When your equivalent of that happens, current federal law allows you to reach out and expect a response. Employers must compensate nonexempt employees for that time, and when it comes to exempt employees, companies are presumably incentivized (with engagement and retention) to ensure that’s not happening all the time. But admittedly, that’s not always the case; market forces will not always right all wrongs, and that’s why you can't have nice things.
One final issue: Many employees aren’t going to be in a position to exercise this right unless most of their peers do, too. While the law requires that employers give new employees notice of it, in their primary language, it’s hard to imagine being a new employee (especially if there's a language barrier) and (a) fully understanding this right and (b) being willing to exercise it. And even then, it’s really only available, as so many protections are, to those who can risk retaliation, who can afford to bridge the gap between jobs while waiting for their complaint to make its way through a government agency. If the law applied to everyone equally, prohibiting employers from contacting workers during their time off, that would lessen some of these issues, but I know that sentence just took a year off your life, so I promise not to bring it up again.

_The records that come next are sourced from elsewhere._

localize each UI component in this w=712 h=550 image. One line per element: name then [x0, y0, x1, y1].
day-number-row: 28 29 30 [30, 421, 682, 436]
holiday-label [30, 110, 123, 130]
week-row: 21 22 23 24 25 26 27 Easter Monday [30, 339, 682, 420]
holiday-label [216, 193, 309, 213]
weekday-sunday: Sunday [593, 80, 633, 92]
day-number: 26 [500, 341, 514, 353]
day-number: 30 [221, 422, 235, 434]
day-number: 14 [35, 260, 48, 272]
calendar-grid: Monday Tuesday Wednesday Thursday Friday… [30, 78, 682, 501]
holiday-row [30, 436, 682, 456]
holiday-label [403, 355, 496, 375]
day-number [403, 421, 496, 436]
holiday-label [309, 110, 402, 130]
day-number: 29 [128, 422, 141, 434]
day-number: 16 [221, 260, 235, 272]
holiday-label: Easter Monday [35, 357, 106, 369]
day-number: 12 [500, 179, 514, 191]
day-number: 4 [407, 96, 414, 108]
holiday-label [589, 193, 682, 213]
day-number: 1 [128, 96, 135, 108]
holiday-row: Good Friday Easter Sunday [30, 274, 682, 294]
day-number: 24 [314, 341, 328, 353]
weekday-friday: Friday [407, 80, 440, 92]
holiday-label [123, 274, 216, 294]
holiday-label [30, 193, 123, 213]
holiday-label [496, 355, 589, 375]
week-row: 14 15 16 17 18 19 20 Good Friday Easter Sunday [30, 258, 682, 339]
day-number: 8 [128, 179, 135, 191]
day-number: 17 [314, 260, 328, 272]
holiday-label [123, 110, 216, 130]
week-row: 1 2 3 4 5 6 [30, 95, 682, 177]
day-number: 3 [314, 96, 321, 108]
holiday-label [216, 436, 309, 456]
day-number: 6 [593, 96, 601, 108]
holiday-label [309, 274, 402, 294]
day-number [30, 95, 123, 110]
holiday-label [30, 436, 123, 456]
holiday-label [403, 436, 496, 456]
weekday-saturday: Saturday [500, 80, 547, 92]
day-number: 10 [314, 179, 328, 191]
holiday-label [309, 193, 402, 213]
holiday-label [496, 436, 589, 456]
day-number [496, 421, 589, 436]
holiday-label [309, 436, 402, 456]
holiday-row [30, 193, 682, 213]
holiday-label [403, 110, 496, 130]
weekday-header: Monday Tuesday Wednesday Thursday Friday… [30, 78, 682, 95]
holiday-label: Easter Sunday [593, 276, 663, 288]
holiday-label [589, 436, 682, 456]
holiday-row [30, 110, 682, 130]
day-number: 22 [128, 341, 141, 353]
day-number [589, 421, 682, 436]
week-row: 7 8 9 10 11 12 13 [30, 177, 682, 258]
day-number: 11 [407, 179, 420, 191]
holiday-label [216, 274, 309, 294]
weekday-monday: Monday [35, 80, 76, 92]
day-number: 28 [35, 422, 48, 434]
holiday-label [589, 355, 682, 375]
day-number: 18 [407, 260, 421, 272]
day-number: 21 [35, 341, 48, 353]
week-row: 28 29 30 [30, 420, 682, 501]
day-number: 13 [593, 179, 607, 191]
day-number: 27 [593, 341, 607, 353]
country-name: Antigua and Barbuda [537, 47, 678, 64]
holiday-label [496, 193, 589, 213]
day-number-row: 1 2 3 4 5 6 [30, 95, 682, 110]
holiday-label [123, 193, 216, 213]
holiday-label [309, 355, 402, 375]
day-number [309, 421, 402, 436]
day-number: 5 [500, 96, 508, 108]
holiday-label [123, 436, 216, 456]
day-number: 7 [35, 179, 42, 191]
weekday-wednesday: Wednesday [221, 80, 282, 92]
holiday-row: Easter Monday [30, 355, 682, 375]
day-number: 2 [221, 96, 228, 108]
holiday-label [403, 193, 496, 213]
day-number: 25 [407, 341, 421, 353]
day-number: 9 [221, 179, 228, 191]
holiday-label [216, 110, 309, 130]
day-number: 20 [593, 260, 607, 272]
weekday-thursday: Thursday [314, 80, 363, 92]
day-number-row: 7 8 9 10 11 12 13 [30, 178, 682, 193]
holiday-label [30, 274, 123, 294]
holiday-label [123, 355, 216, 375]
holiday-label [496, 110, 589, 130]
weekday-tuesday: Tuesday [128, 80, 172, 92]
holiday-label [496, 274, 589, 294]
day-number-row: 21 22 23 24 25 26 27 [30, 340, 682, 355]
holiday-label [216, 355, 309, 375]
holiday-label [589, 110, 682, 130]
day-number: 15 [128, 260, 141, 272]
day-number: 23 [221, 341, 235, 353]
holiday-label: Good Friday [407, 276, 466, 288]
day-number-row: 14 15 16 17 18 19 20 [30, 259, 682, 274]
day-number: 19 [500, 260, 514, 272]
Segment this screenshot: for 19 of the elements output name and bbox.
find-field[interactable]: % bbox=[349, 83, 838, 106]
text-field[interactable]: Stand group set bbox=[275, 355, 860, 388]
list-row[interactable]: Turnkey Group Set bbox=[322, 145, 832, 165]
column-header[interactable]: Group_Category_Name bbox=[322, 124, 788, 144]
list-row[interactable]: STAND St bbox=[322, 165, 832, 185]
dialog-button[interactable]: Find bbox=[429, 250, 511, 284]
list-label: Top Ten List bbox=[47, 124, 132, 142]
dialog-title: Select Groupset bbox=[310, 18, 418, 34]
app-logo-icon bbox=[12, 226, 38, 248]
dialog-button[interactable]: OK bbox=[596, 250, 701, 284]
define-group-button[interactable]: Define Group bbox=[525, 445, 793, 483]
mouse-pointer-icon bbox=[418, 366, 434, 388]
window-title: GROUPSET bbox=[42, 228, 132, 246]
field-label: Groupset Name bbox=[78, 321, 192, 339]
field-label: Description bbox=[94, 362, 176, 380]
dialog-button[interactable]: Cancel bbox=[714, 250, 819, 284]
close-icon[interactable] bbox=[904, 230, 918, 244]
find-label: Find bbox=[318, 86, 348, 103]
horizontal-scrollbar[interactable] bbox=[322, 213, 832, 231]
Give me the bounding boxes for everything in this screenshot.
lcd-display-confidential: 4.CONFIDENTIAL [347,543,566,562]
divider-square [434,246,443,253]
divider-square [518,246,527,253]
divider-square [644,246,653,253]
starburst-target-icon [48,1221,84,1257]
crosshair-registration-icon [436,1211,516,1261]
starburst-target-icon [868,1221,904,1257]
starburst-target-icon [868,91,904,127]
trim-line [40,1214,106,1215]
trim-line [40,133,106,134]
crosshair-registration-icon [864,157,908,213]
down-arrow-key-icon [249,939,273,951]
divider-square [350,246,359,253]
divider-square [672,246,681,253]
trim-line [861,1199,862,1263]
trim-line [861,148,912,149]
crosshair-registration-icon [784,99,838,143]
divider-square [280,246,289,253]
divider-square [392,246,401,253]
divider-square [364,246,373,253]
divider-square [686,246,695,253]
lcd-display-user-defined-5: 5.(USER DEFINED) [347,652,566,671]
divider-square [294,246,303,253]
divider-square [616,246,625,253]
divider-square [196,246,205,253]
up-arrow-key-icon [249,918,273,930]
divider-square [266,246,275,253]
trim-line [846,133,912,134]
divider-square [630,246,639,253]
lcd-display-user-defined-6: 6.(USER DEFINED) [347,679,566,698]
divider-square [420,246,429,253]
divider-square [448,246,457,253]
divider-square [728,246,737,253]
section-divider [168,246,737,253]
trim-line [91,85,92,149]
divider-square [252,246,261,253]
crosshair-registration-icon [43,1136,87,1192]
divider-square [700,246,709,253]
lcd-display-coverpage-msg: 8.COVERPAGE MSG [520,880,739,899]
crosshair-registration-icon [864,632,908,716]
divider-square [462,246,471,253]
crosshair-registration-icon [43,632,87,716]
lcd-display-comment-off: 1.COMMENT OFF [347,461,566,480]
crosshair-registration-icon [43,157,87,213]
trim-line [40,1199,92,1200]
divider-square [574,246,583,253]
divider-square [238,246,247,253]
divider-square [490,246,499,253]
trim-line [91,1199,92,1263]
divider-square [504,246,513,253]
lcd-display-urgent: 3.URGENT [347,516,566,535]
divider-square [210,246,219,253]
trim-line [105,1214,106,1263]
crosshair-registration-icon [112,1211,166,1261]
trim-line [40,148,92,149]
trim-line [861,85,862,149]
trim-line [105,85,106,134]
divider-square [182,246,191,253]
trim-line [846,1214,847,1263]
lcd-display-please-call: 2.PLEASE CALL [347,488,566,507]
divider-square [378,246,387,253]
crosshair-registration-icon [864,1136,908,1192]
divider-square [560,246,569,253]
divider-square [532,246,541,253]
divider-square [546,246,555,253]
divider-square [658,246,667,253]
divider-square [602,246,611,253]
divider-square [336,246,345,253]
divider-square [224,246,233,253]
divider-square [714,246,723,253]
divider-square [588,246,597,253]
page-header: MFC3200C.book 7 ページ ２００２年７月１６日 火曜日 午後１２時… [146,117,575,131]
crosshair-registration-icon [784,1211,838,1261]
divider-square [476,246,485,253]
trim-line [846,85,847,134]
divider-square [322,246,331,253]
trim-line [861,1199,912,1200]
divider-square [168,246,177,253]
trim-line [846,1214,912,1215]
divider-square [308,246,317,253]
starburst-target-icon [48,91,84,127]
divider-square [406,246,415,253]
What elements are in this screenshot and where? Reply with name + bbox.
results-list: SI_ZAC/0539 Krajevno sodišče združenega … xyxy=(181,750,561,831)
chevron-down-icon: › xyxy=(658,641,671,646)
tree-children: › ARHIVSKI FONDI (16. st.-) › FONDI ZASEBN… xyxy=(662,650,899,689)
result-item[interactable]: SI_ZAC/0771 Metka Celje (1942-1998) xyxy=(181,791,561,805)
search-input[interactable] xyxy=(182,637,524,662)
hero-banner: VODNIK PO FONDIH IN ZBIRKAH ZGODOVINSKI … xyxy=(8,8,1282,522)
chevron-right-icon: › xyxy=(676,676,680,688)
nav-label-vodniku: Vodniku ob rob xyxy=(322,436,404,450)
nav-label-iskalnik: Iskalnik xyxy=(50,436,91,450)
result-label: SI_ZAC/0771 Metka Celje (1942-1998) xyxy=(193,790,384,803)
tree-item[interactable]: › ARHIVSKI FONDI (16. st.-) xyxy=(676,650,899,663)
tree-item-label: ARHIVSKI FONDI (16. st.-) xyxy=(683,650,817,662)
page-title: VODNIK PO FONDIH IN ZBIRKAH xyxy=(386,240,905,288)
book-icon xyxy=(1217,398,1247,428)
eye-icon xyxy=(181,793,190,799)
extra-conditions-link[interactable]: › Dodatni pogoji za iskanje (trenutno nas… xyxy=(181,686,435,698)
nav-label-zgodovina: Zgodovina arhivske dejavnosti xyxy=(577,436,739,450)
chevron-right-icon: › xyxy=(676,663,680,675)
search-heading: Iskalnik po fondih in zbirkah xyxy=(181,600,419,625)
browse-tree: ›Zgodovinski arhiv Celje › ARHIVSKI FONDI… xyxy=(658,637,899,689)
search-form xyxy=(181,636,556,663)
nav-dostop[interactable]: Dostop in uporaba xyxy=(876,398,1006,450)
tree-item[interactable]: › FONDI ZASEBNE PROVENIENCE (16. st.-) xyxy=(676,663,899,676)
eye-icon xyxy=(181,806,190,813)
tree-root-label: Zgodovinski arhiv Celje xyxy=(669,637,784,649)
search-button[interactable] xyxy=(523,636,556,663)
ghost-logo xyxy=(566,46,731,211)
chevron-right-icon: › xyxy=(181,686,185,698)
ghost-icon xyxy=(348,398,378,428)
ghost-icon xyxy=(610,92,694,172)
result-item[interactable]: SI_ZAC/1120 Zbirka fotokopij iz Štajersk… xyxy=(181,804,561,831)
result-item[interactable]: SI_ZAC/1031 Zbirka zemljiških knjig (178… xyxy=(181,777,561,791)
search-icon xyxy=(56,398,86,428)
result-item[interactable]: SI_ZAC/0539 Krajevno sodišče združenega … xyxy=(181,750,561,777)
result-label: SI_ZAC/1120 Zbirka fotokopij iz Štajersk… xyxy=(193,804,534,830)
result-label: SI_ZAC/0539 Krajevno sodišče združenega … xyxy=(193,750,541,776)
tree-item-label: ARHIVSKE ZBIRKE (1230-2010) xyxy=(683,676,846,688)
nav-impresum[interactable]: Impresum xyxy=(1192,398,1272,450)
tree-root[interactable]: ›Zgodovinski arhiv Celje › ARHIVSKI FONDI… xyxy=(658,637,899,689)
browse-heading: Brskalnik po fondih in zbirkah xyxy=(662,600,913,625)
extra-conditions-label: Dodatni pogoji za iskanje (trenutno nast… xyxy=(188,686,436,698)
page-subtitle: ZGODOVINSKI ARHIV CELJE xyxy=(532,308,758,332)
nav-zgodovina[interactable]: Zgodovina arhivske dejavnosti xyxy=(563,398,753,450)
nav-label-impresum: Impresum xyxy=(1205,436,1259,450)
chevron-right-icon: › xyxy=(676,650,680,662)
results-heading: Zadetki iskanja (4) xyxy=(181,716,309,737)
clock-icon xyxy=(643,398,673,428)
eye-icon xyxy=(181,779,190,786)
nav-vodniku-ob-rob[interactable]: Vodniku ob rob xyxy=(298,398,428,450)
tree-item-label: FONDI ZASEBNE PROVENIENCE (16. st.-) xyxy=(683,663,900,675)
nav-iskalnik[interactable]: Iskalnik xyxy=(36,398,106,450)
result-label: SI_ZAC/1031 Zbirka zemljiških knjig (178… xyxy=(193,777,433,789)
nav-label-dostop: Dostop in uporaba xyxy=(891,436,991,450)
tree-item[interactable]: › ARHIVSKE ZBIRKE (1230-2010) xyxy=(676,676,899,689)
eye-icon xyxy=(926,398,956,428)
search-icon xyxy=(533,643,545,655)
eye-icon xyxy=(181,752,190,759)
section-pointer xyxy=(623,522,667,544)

But what’s the alternative?
A mandate would be a hard pill for employers to swallow, but something has to be done. There are too many employers committed to operating in a way that puts employees' physical and mental health at risk. They've decided that the ramifications are worth the results they’re getting and they’re not going to stop until they have a "better" reason.
So what’s the answer? Is it a law that somehow incentivizes employer disconnection policies, like that currently proposed around leave and flexible work arrangements? Maybe. I imagine we’ll see a few more states and cities at least take a stab at a proposal. But will the state and local backlash to White House initiatives remain long enough for these laws to take hold? That’s been the case for laws addressing other issues, but I’m not sure even our most left-leaning cities are ready for a law like this. Business representatives would undoubtedly put up a fight, like they’ve done for other initiatives, with some success.
I know how important employee protections are. But I also know about the extra hours you’re putting in to cope with all of these mandates, especially those of you with employees in multiple jurisdictions. So for the sake of the employers who are doing the right thing, I hope we find another way. I hope there’s a way to incentivize work-life balance or whatever you want to call it. Or even better, I hope the employers who are working their employees into the ground take a look at this proposal and realize that letting up will be much easier than implementing another law with affirmative requirements, trying to make sense of its exemptions and defending lawsuits alleging noncompliance.